Session chair: Omer Shapira, NVIDIA
Video presentations

G2 Blending Ball B-Spline Curve by B-Spline
Yuming Zhao, Zhongke Wu and Xingce Wang
link, preprint
Abstract

Blending two Ball B-Spline Curves(BBSC) is an important tool in modeling tubular objects. In this paper, we propose a new BBSC blending method. Our method has the following three main contributions: First, we use BBSC instead of ball Bézier to model the blending part to expand the solution space and make the resultant BBSC have better fairness. Second, we consider both the skeleton line and radius of BBSC, which makes the skeleton line and radius consistent. Thirdly, we propose a two-step optimization process to solve the problem of excessive amount of parameters brought by expanding the solution space, so that our method satisfies the real-time.

Fast Position-based Multi-Agent Group Dynamics
Tomer Weiss
link, preprint
Abstract

We present a novel method for simulating groups moving in formation. Recent approaches for simulating group motion operate via forces or velocity-connections. While such approaches are effective for several cases, they do not easily scale to large crowds, irregular formation shapes, and they provide limited fine-grain control over agent and group behaviors. In this paper we propose a novel approach that addresses these difficulties via positional constraints, with a position-based dynamics solver. Our approach allows real-time, interactive simulation of a variety of group numbers, formation shapes, and scenarios of up to thousands of agents.

Real-Time Sand Dune Simulation
Brennen Taylor and John Keyser
link, preprint
Abstract

We present a novel real-time method for simulating aeolian sand transport and dune propagation. Our method is a GPU-based extension of the Desertscapes Simulation sand propagation model to additionally capture echo dunes and obstacle interaction. We validate our method by comparing it against an existing study of echo dune evolution in a wind tunnel environment. Additionally, we demonstrate the significantly improved performance of our method via comparison to the existing, CPU-based method. Lastly, we validate our method by comparing it to a published study exploring the evolution of dunes in a bidirectional wind environment driven by an offline, cellular autonoma based method. We conclude that the presented method is a simple and helpful tool for users in multiple domains who wish to capture physically plausible desertscape evolution in real time.

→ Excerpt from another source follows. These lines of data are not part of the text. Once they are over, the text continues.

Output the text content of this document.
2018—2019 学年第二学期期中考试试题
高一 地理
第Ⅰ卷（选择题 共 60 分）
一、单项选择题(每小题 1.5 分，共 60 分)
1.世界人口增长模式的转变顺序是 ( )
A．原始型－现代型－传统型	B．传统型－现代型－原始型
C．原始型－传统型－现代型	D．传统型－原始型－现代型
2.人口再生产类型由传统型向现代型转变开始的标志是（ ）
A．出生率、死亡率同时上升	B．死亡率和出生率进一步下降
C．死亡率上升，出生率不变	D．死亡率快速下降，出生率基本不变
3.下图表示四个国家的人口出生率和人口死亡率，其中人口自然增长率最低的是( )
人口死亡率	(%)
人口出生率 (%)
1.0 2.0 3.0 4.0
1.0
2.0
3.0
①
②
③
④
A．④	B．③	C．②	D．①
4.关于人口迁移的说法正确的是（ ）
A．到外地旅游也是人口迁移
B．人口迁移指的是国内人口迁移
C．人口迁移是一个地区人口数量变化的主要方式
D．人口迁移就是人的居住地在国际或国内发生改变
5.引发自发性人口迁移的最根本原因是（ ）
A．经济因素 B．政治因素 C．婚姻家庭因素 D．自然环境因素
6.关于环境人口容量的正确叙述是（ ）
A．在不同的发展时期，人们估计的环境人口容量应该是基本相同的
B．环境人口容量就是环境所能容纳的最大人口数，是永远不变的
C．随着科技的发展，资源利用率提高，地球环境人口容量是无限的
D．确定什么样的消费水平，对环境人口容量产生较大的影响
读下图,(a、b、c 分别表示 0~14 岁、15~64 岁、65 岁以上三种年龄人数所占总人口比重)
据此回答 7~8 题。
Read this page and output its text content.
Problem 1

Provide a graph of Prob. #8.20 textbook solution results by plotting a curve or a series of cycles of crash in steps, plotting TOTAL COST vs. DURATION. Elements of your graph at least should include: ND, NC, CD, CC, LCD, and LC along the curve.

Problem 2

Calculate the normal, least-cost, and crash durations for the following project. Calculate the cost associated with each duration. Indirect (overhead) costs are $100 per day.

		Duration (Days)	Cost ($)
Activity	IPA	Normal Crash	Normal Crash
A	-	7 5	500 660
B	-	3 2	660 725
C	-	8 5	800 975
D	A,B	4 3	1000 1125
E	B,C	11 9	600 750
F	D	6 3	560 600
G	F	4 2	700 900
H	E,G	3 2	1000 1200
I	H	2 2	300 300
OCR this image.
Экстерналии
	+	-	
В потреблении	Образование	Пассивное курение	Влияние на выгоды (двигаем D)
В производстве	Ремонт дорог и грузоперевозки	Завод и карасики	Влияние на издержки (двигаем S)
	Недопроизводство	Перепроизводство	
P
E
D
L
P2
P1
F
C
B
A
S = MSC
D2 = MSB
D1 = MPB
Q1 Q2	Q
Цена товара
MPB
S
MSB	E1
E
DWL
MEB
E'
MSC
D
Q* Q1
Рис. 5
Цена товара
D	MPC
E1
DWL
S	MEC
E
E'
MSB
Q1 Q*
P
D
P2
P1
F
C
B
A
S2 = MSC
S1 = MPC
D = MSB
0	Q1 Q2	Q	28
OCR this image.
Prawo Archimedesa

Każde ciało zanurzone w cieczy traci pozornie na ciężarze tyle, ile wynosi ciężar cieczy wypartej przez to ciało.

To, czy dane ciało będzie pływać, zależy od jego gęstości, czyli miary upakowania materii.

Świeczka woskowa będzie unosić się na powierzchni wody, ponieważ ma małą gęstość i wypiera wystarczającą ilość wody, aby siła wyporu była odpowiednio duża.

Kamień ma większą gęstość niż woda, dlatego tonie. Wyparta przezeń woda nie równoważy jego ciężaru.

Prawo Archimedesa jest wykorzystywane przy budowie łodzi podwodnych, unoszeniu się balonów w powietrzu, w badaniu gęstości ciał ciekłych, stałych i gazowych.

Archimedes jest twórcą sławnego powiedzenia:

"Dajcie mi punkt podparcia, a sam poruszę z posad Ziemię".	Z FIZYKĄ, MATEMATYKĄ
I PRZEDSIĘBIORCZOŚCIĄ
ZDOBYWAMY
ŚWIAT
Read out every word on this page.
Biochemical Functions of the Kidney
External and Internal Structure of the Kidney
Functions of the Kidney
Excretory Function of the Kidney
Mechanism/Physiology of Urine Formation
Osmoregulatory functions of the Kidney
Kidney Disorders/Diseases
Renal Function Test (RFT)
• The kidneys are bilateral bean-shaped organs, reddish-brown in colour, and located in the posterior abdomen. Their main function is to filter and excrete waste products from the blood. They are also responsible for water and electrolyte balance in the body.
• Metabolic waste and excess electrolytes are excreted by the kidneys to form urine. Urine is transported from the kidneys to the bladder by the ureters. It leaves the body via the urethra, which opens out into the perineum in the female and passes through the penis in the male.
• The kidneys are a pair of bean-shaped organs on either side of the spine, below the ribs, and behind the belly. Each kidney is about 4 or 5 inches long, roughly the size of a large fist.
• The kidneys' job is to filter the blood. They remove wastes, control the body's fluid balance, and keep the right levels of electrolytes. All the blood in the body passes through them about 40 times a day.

Differentiable Curl-Noise: Boundary-Respecting Procedural Incompressible Flows Without Discontinuities
Xinwen Ding and Christopher Batty
link, preprint
Abstract

We present Differentiable Curl-Noise, a C1 procedural method to animate strictly incompressible fluid flows in two dimensions. While both the original Curl-Noise method of Bridson et al. [2007] and a recent modification by Chang et al. [2022] have been used to design incompressible flow fields, they often suffer from non-smoothness in their handling of obstacles, owing in part to properties of the underlying Euclidean distance function or closest point function. We therefore propose a differentiable scheme that modulates the background potential in a manner that respects arbitrary solid simple polygonal objects placed at any location, without introducing discontinuities. We demonstrate that our new method yields improved flow fields in a set of two dimensional examples, including when obstacles are in close proximity or possess concavities.